我隻覺得我和薛是拚了命地在往回跑,很快我們已經來到了燈火通明的墓道,可是我隻感到身後像是有什麽東西在追趕著我們一樣,劇烈的風從我們身後一陣陣地呼嘯而來,墓道裏麵搖曳的火焰很快就被吹滅,而我們更是不敢做絲毫的停留,摸黑往外麵逃跑。

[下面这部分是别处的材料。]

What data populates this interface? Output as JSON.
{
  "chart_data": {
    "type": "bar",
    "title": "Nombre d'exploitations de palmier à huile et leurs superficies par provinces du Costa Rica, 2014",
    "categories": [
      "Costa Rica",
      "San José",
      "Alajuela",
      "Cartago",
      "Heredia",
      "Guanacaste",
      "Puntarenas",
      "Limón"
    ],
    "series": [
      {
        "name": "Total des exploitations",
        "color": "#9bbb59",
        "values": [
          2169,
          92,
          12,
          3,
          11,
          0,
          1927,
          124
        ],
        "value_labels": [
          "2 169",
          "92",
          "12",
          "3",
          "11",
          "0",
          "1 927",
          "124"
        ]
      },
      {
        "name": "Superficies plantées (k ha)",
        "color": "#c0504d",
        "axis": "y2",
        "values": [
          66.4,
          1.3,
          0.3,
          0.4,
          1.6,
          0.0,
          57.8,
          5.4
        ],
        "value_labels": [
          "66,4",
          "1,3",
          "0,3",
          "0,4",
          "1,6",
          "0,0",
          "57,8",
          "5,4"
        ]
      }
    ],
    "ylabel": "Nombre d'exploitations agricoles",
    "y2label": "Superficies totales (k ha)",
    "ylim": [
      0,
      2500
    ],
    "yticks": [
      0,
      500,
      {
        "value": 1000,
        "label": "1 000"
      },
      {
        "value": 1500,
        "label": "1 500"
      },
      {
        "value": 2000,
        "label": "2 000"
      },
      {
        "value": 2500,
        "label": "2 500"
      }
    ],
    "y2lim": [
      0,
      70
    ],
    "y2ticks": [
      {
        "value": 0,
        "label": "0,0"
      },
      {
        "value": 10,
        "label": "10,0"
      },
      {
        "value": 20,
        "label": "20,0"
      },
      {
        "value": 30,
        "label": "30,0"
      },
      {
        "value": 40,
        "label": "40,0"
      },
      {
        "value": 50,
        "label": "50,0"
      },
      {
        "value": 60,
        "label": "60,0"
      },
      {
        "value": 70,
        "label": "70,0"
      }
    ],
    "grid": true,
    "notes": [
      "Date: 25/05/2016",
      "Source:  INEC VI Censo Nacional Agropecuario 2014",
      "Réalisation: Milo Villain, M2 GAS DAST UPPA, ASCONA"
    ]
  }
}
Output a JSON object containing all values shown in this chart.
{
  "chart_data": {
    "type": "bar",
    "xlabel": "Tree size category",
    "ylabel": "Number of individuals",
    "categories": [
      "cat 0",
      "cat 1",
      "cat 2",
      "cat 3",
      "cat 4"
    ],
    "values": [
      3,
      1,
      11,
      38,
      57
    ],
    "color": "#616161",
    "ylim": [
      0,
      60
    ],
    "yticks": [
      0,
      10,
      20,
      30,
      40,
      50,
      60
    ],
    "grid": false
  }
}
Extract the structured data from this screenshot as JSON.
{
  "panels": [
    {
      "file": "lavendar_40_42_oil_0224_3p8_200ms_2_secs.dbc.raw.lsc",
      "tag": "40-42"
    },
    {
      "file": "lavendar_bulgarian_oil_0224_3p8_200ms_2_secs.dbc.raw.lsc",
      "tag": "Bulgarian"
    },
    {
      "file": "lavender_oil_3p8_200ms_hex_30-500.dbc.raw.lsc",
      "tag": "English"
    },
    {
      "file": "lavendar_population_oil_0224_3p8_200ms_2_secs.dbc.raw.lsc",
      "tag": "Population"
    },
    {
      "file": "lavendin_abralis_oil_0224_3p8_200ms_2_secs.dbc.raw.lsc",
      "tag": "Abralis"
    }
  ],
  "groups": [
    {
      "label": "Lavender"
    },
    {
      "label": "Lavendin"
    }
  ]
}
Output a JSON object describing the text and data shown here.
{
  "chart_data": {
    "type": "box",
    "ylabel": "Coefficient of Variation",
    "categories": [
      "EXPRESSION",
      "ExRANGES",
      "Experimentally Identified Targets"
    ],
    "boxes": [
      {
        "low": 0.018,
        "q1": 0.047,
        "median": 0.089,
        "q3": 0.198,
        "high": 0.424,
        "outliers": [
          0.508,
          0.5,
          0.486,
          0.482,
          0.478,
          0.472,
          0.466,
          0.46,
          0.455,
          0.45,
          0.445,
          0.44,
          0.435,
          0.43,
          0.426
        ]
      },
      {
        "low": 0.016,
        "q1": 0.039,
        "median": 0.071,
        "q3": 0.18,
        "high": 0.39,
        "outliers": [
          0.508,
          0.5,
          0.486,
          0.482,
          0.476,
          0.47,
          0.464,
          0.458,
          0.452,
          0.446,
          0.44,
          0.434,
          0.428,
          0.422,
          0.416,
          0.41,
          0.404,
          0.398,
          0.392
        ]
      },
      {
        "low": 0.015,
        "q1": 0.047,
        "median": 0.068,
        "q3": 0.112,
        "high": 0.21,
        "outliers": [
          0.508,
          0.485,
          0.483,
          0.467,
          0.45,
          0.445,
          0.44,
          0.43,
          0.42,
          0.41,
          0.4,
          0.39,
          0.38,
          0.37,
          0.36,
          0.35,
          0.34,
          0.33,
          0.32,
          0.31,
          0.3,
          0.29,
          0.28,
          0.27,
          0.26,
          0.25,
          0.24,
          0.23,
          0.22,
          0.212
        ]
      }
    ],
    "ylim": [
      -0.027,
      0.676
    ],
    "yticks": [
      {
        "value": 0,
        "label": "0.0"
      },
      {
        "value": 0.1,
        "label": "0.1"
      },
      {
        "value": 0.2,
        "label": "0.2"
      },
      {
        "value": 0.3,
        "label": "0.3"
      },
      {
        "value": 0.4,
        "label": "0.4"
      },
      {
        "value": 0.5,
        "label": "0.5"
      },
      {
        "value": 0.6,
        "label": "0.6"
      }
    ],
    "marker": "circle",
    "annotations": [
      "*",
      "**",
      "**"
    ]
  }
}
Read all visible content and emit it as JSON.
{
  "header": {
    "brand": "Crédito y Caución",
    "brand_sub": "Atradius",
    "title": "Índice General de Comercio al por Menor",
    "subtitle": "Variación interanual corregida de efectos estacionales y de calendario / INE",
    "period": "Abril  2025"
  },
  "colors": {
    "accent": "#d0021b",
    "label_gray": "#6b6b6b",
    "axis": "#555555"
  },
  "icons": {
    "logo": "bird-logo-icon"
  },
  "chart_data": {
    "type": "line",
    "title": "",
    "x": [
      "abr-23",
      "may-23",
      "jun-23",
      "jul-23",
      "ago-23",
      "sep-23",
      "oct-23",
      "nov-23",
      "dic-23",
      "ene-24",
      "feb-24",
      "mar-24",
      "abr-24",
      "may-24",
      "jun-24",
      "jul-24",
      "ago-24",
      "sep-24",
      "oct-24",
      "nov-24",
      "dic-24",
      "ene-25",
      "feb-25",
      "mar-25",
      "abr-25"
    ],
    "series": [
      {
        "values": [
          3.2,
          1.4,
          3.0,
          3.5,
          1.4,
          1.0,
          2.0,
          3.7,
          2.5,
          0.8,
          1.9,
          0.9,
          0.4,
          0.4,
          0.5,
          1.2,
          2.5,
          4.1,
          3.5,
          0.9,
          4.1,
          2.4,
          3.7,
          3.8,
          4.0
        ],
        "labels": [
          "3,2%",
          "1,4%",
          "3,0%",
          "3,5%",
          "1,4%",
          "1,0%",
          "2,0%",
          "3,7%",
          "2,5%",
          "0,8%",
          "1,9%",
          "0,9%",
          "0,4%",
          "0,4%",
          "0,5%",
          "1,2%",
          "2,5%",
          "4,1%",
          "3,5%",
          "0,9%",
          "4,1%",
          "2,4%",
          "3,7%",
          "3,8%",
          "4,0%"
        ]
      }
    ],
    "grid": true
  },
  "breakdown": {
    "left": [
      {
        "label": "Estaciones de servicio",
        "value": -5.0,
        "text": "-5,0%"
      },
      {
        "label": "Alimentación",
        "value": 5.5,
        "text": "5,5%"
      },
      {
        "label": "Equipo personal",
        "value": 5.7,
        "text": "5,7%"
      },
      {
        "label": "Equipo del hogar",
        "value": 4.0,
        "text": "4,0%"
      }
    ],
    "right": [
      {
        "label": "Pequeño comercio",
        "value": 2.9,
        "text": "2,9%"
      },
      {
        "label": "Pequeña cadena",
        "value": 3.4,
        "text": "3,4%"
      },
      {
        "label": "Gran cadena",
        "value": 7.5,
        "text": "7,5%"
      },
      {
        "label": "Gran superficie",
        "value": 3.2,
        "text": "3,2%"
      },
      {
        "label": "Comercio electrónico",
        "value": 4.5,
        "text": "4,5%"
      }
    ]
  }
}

來時候經曆的黑暗,台階,石柱,水流全部都在慌亂中變得無法感知,我隻知道一件事,那就是我們必須離開這裏,而且必須馬上離開這裏。當然對於這種摸黑的逃跑我是不擅長的,我靠的是薛在前麵引路,他對這裏熟悉,而且哪裏有石柱,哪裏有台階他都一清二楚,並且在到達之前他已經提醒我,好讓我做好準備。
最後我隻感覺眼前重新出現了光,我這才注意到我們已經重新來到了那一個祭壇的鏡麵之上。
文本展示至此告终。